Day Five: Butte Falls to Merlin, 72 miles
Onward we ride! Our community on wheels heads toward the banks of Oregon’s white water rafting capital, the wild Rogue River. The river will be our guide as we pedal through Grants Pass, also known as “Tree City U.S.A.” Merlin, our overnight host, promises to treat us right with some down-home cooking flavored with a touch of the old, and still a little wild, West.
Day Six: Merlin to Gold Beach, 81 miles
By now, you’re in peak physical shape. Get those legs warmed up for what will be the most challenging leg of the ride! The day begins gradually, as we roll out of Merlin and head west following the Rogue River. But get ready, we’re about to reach for the sky. Climbing to an elevation of 4,500 feet, we cross the Coast Range at the Bear Camp summit. The reward is lunch with a view. From here, it’s downhill all the way to the scent of the ocean and the comforts of camp.

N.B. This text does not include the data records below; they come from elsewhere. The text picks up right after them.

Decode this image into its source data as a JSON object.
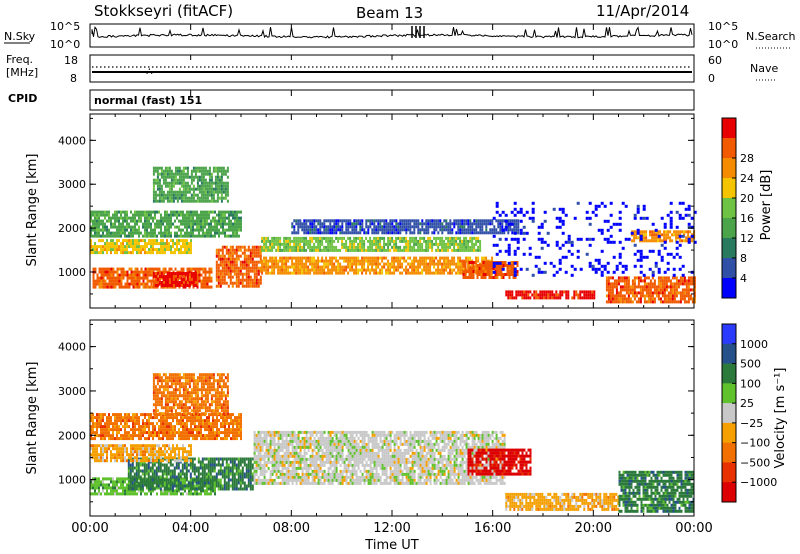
{
  "header": {
    "station": "Stokkseyri (fitACF)",
    "beam": "Beam 13",
    "date": "11/Apr/2014"
  },
  "strips": {
    "nsky_label": "N.Sky",
    "nsky_ticks": [
      "10^5",
      "10^0"
    ],
    "nsky_right_ticks": [
      "10^5",
      "10^0"
    ],
    "nsearch_label": "N.Search",
    "freq_label_1": "Freq.",
    "freq_label_2": "[MHz]",
    "freq_ticks": [
      "18",
      "8"
    ],
    "nave_ticks": [
      "60",
      "0"
    ],
    "nave_label": "Nave",
    "cpid_label": "CPID",
    "cpid_value": "normal (fast) 151"
  },
  "colors": {
    "power": [
      "#0000ff",
      "#3050a8",
      "#2a7a60",
      "#4ba34a",
      "#6ec244",
      "#f5c400",
      "#f58c00",
      "#f25a00",
      "#e80000"
    ],
    "velocity": [
      "#2a3aff",
      "#26508a",
      "#2b7a3b",
      "#5fc12c",
      "#c8c8c8",
      "#f5a000",
      "#f27000",
      "#e83000",
      "#dd0000"
    ]
  },
  "chart_data": [
    {
      "type": "heatmap",
      "panel": "power",
      "ylabel": "Slant Range [km]",
      "ylim": [
        180,
        4600
      ],
      "yticks": [
        "1000",
        "2000",
        "3000",
        "4000"
      ],
      "xlim_hours": [
        0,
        24
      ],
      "colorbar": {
        "label": "Power [dB]",
        "ticks": [
          "4",
          "8",
          "12",
          "16",
          "20",
          "24",
          "28"
        ]
      },
      "bands": [
        {
          "t0": 0.1,
          "t1": 4.8,
          "r0": 650,
          "r1": 1100,
          "color_index": 7
        },
        {
          "t0": 2.5,
          "t1": 4.2,
          "r0": 700,
          "r1": 1000,
          "color_index": 8
        },
        {
          "t0": 5.0,
          "t1": 6.8,
          "r0": 700,
          "r1": 1600,
          "color_index": 7
        },
        {
          "t0": 0.0,
          "t1": 4.0,
          "r0": 1450,
          "r1": 1750,
          "color_index": 5
        },
        {
          "t0": 0.0,
          "t1": 6.0,
          "r0": 1800,
          "r1": 2400,
          "color_index": 3
        },
        {
          "t0": 2.5,
          "t1": 5.5,
          "r0": 2600,
          "r1": 3400,
          "color_index": 3
        },
        {
          "t0": 6.8,
          "t1": 16.0,
          "r0": 1000,
          "r1": 1350,
          "color_index": 6
        },
        {
          "t0": 6.8,
          "t1": 15.5,
          "r0": 1500,
          "r1": 1800,
          "color_index": 4
        },
        {
          "t0": 8.0,
          "t1": 17.0,
          "r0": 1900,
          "r1": 2200,
          "color_index": 1
        },
        {
          "t0": 14.8,
          "t1": 17.0,
          "r0": 850,
          "r1": 1250,
          "color_index": 7
        },
        {
          "t0": 16.5,
          "t1": 20.0,
          "r0": 380,
          "r1": 580,
          "color_index": 8
        },
        {
          "t0": 20.5,
          "t1": 24.0,
          "r0": 300,
          "r1": 900,
          "color_index": 7
        },
        {
          "t0": 21.5,
          "t1": 24.0,
          "r0": 1700,
          "r1": 1950,
          "color_index": 6
        },
        {
          "t0": 16.0,
          "t1": 24.0,
          "r0": 900,
          "r1": 2600,
          "color_index": 0
        }
      ]
    },
    {
      "type": "heatmap",
      "panel": "velocity",
      "ylabel": "Slant Range [km]",
      "ylim": [
        180,
        4600
      ],
      "yticks": [
        "1000",
        "2000",
        "3000",
        "4000"
      ],
      "xlim_hours": [
        0,
        24
      ],
      "xticks": [
        "00:00",
        "04:00",
        "08:00",
        "12:00",
        "16:00",
        "20:00",
        "00:00"
      ],
      "xlabel": "Time UT",
      "colorbar": {
        "label": "Velocity [m s⁻¹]",
        "ticks": [
          "1000",
          "500",
          "100",
          "25",
          "−25",
          "−100",
          "−500",
          "−1000"
        ]
      },
      "bands": [
        {
          "t0": 0.0,
          "t1": 5.0,
          "r0": 650,
          "r1": 1050,
          "color_index": 3
        },
        {
          "t0": 1.5,
          "t1": 6.5,
          "r0": 800,
          "r1": 1500,
          "color_index": 2
        },
        {
          "t0": 0.0,
          "t1": 4.0,
          "r0": 1400,
          "r1": 1800,
          "color_index": 5
        },
        {
          "t0": 0.0,
          "t1": 6.0,
          "r0": 1900,
          "r1": 2500,
          "color_index": 6
        },
        {
          "t0": 2.5,
          "t1": 5.5,
          "r0": 2500,
          "r1": 3400,
          "color_index": 6
        },
        {
          "t0": 6.5,
          "t1": 16.5,
          "r0": 900,
          "r1": 2100,
          "color_index": 4
        },
        {
          "t0": 15.0,
          "t1": 17.5,
          "r0": 1100,
          "r1": 1700,
          "color_index": 8
        },
        {
          "t0": 16.5,
          "t1": 21.0,
          "r0": 350,
          "r1": 700,
          "color_index": 5
        },
        {
          "t0": 21.0,
          "t1": 24.0,
          "r0": 300,
          "r1": 1200,
          "color_index": 2
        }
      ]
    }
  ]
}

Day Seven: Gold Beach to Brookings, 31 or 58 miles
Before turning south for the final leg of our journey, we will take a scenic northward spin through Squaw Valley. At Nesika Beach, egrets, herons and other migratory waterfowl rest in roadside estuaries. If you stop to capture the spectacular scenery on film, the 29 miles from Gold Beach to Brookings might take forever. Large offshore monoliths and beach rock formations dominate the coastline. The summit of Cape Sebastian, one of the most photographed spots on the Pacific Coast, offers an excuse to stretch out sore legs before completing the week’s adventures. The final ride into Brookings and the “Log Show By The Sea” timber festival guarantees long-lasting memories to conclude your Cycle Oregon VII experience.